In 1900, at age thirteen, he was admitted to Lowell Grammar School in Roxbury as a sixth grader. He learned alongside his classmates with the assistance of his teacher and interpreter, Helen S. Conley; Stringer graduated from the grammar school in 1903.

By age fifteen he was installing shelves and steps at the Perkins kindergarten; he was called upon to replace worn window-cords and replace broken locks. At the house and farm where he spent his summers, he constructed a railing on a set of stairs and secured a gas pipe in the barn to ensure the cats who lived there would be safe. Stringer traveled through the northeast United States, visiting the Philadelphia Mint and being received by President William McKinley in the White House.

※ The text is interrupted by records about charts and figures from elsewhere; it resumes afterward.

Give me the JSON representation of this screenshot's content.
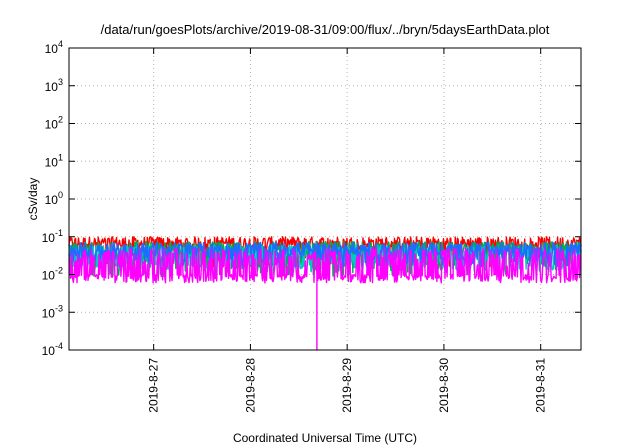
{
  "chart_data": {
    "type": "line",
    "title": "/data/run/goesPlots/archive/2019-08-31/09:00/flux/../bryn/5daysEarthData.plot",
    "xlabel": "Coordinated Universal Time (UTC)",
    "ylabel": "cSv/day",
    "yscale": "log",
    "ylim": [
      0.0001,
      10000
    ],
    "xlim": [
      "2019-08-26 03:00",
      "2019-08-31 10:00"
    ],
    "grid": true,
    "y_ticks": [
      {
        "base": "10",
        "exp": "-4"
      },
      {
        "base": "10",
        "exp": "-3"
      },
      {
        "base": "10",
        "exp": "-2"
      },
      {
        "base": "10",
        "exp": "-1"
      },
      {
        "base": "10",
        "exp": "0"
      },
      {
        "base": "10",
        "exp": "1"
      },
      {
        "base": "10",
        "exp": "2"
      },
      {
        "base": "10",
        "exp": "3"
      },
      {
        "base": "10",
        "exp": "4"
      }
    ],
    "x_ticks": [
      {
        "label": "2019-8-27",
        "date": "2019-08-27 00:00"
      },
      {
        "label": "2019-8-28",
        "date": "2019-08-28 00:00"
      },
      {
        "label": "2019-8-29",
        "date": "2019-08-29 00:00"
      },
      {
        "label": "2019-8-30",
        "date": "2019-08-30 00:00"
      },
      {
        "label": "2019-8-31",
        "date": "2019-08-31 00:00"
      }
    ],
    "series": [
      {
        "color": "#ff0000",
        "peak_low": 0.038,
        "peak_high": 0.1,
        "dip_low": 0.015,
        "dip_high": 0.035,
        "dip_rate": 0.12
      },
      {
        "color": "#00b050",
        "peak_low": 0.03,
        "peak_high": 0.075,
        "dip_low": 0.009,
        "dip_high": 0.02,
        "dip_rate": 0.32
      },
      {
        "color": "#00c8c8",
        "peak_low": 0.028,
        "peak_high": 0.06,
        "dip_low": 0.012,
        "dip_high": 0.022,
        "dip_rate": 0.3
      },
      {
        "color": "#1e6cff",
        "peak_low": 0.03,
        "peak_high": 0.07,
        "dip_low": 0.016,
        "dip_high": 0.03,
        "dip_rate": 0.28
      },
      {
        "color": "#ff00ff",
        "peak_low": 0.006,
        "peak_high": 0.01,
        "dip_low": 0.005,
        "dip_high": 0.007,
        "dip_rate": 0.0,
        "spike_low": 0.015,
        "spike_high": 0.05,
        "spike_rate": 0.45,
        "dropout": {
          "date": "2019-08-28 16:30",
          "value": 0.0001
        }
      }
    ]
  }
}
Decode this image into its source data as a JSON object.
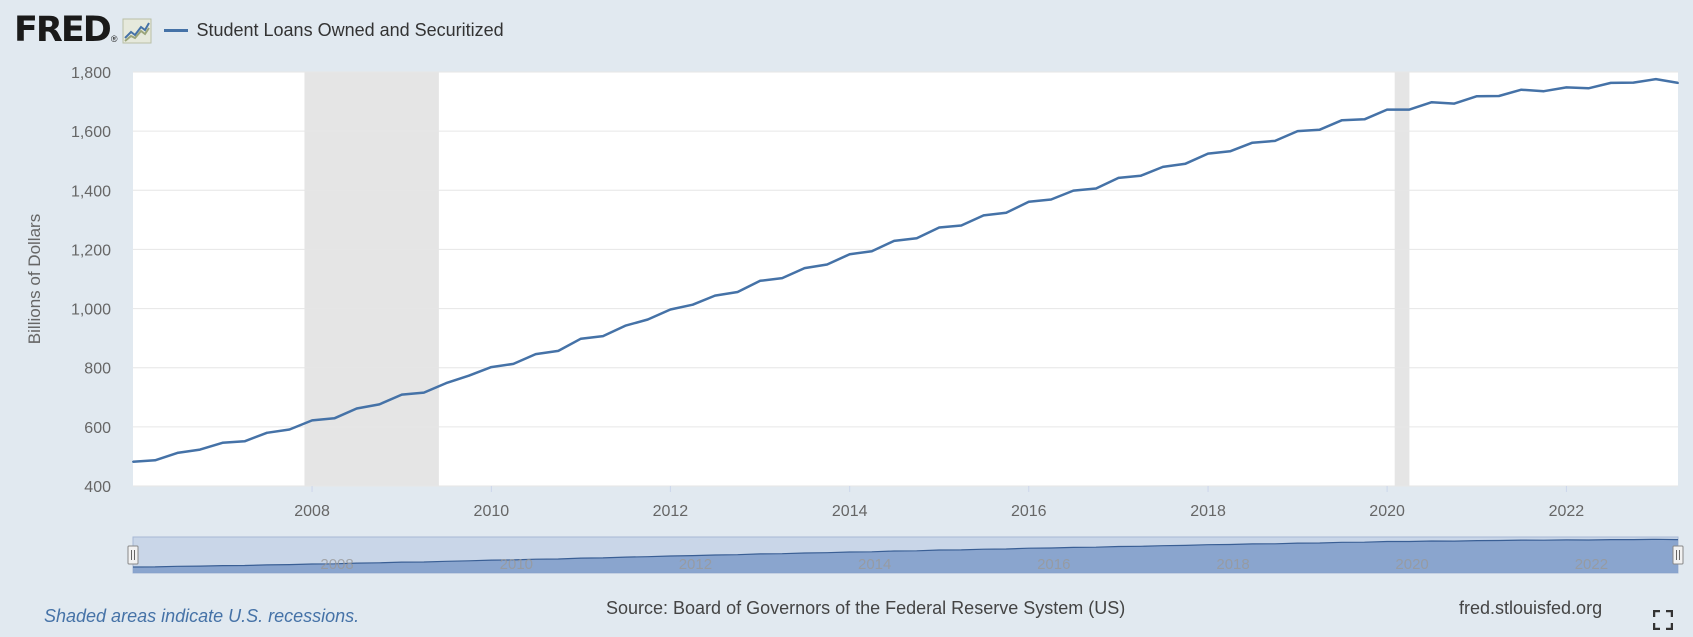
{
  "header": {
    "logo_text": "FRED",
    "logo_reg": "®",
    "logo_icon": "fred-chart-logo-icon",
    "legend_label": "Student Loans Owned and Securitized"
  },
  "footer": {
    "recession_note": "Shaded areas indicate U.S. recessions.",
    "source": "Source: Board of Governors of the Federal Reserve System (US)",
    "site": "fred.stlouisfed.org",
    "fullscreen_icon": "fullscreen-icon"
  },
  "colors": {
    "series": "#4572a7",
    "recession": "#e5e5e5",
    "background": "#e1e9f0",
    "plot_bg": "#ffffff",
    "grid": "#e6e6e6"
  },
  "chart_data": {
    "type": "line",
    "title": "",
    "xlabel": "",
    "ylabel": "Billions of Dollars",
    "ylim": [
      400,
      1800
    ],
    "y_ticks": [
      "400",
      "600",
      "800",
      "1,000",
      "1,200",
      "1,400",
      "1,600",
      "1,800"
    ],
    "x_ticks": [
      "2008",
      "2010",
      "2012",
      "2014",
      "2016",
      "2018",
      "2020",
      "2022"
    ],
    "xlim": [
      "2006-01-01",
      "2023-04-01"
    ],
    "recessions": [
      {
        "start": "2007-12-01",
        "end": "2009-06-01"
      },
      {
        "start": "2020-02-01",
        "end": "2020-04-01"
      }
    ],
    "grid": true,
    "legend_position": "top-left",
    "navigator": {
      "labels": [
        "2008",
        "2010",
        "2012",
        "2014",
        "2016",
        "2018",
        "2020",
        "2022"
      ]
    },
    "series": [
      {
        "name": "Student Loans Owned and Securitized",
        "x": [
          "2006-01-01",
          "2006-04-01",
          "2006-07-01",
          "2006-10-01",
          "2007-01-01",
          "2007-04-01",
          "2007-07-01",
          "2007-10-01",
          "2008-01-01",
          "2008-04-01",
          "2008-07-01",
          "2008-10-01",
          "2009-01-01",
          "2009-04-01",
          "2009-07-01",
          "2009-10-01",
          "2010-01-01",
          "2010-04-01",
          "2010-07-01",
          "2010-10-01",
          "2011-01-01",
          "2011-04-01",
          "2011-07-01",
          "2011-10-01",
          "2012-01-01",
          "2012-04-01",
          "2012-07-01",
          "2012-10-01",
          "2013-01-01",
          "2013-04-01",
          "2013-07-01",
          "2013-10-01",
          "2014-01-01",
          "2014-04-01",
          "2014-07-01",
          "2014-10-01",
          "2015-01-01",
          "2015-04-01",
          "2015-07-01",
          "2015-10-01",
          "2016-01-01",
          "2016-04-01",
          "2016-07-01",
          "2016-10-01",
          "2017-01-01",
          "2017-04-01",
          "2017-07-01",
          "2017-10-01",
          "2018-01-01",
          "2018-04-01",
          "2018-07-01",
          "2018-10-01",
          "2019-01-01",
          "2019-04-01",
          "2019-07-01",
          "2019-10-01",
          "2020-01-01",
          "2020-04-01",
          "2020-07-01",
          "2020-10-01",
          "2021-01-01",
          "2021-04-01",
          "2021-07-01",
          "2021-10-01",
          "2022-01-01",
          "2022-04-01",
          "2022-07-01",
          "2022-10-01",
          "2023-01-01",
          "2023-04-01"
        ],
        "values": [
          482,
          487,
          512,
          523,
          546,
          551,
          580,
          591,
          622,
          629,
          662,
          676,
          709,
          716,
          748,
          773,
          802,
          813,
          846,
          857,
          898,
          907,
          942,
          963,
          997,
          1013,
          1044,
          1056,
          1094,
          1103,
          1137,
          1149,
          1184,
          1194,
          1229,
          1238,
          1274,
          1281,
          1315,
          1324,
          1361,
          1369,
          1399,
          1406,
          1442,
          1449,
          1479,
          1490,
          1524,
          1532,
          1561,
          1567,
          1600,
          1605,
          1637,
          1640,
          1673,
          1673,
          1698,
          1693,
          1718,
          1719,
          1740,
          1735,
          1748,
          1745,
          1763,
          1764,
          1776,
          1763
        ]
      }
    ]
  }
}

Stringer spent twenty years at Perkins, graduating in 1913. After graduating, he moved in with a guardian, Lee Edgarton, a grocer in Fulton, New York. The fund that Anagnos set up for Stringer provided a $1,000 per year stipend for his income, as well as a workbench and a tandem bicycle he could ride with a seeing companion. He also earned money making vegetable crates for local farmers. Stringer died at age fifty-nine on October 11, 1945.